La contestation antigouvernementale a repris jeudi soir en Irak, où des appels à de nouvelles manifestations vendredi ont été lancés. Le mouvement, qui dénonce notamment la corruption, a été endeuillé par la mort de 157 personnes début octobre.

Les manifestations antigouvernementales, endeuillées début octobre par plus de 150 morts, ont repris en Irak jeudi soir, à la veille de la mobilisation attendue des nombreux partisans du turbulent leader chiite Moqtada al-Sadr.

Le Premier ministre irakien Adel Abdoul Mahdi a déclaré jeudi que le peuple était libre de manifester, mais il a prévenu que la violence ne serait pas tolérée.

« Une démission du gouvernement aujourd’hui, sans alternative constitutionnelle, mènerait le pays au chaos », a-t-il déclaré lors d’une allocution télévisée.

L’ensemble des forces de sécurité ont été mises en alerte dès jeudi soir par le gouvernement d’Adel Abdel Mahdi, arrivé il y a tout juste un an au pouvoir.

Mobilisation antigouvernementale en Irak : « Les manifestants dénoncent le manque de services, le chômage, la corruption »

Face aux forces de l’ordre, Moqtada al-Sadr entend mettre tout son poids dans le mouvement de contestation qui dénonce la corruption des dirigeants et réclame des emplois et des services fonctionnels dans un pays riche en pétrole, mais en pénurie chronique d’électricité et d’eau potable.

Cet ex-chef de milice devenu héraut des manifestants anticorruption a appelé ses partisans à manifester et a demandé à ses combattants de se tenir prêts à « protéger les manifestants », faisant redouter de nouvelles violences.

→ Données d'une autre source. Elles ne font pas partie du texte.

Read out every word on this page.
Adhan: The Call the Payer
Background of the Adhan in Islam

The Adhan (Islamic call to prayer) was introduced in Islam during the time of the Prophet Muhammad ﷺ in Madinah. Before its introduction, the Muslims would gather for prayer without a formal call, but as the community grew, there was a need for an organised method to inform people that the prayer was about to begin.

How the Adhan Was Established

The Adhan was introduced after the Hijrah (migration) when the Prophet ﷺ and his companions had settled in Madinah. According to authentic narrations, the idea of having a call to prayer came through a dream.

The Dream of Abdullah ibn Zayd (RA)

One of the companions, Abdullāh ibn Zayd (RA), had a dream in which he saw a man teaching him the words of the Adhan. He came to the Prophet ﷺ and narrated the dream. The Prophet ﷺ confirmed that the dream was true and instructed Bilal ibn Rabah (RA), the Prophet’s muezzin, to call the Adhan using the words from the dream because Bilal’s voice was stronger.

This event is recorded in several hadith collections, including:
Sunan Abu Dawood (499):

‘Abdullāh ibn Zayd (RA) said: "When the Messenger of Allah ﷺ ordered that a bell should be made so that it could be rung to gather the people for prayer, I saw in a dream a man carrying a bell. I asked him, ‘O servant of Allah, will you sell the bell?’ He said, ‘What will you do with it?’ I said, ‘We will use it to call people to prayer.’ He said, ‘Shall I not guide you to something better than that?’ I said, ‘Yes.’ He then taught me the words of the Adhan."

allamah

Début octobre, 157 personnes ont été tuées, en majorité des manifestants, selon un bilan officiel.

« Tous des voleurs »

Aux cris de « Tous des voleurs », des centaines de personnes ont manifesté sur l’emblématique place Tahrir de Bagdad, qui a été début octobre l’épicentre de la contestation.

À Nassiriya, à 300 kilomètres plus au sud, les manifestants ont appelé à des « sit-in jusqu’à la chute du régime ».

Les manifestations devraient grossir vendredi matin. Et dans l’après-midi, elles seront rejointes par les partisans de Moqtada Sadr, vainqueur des législatives et partie de la coalition gouvernementale, qui a réclamé la démission du cabinet et des élections anticipées dans le pays à majorité chiite.

Le gouvernement peut toujours compter sur le puissant Hachd al-Chaabi, coalition de paramilitaires dominée par les milices chiites pro-Iran – deuxième bloc au Parlement et membre de la coalition gouvernementale.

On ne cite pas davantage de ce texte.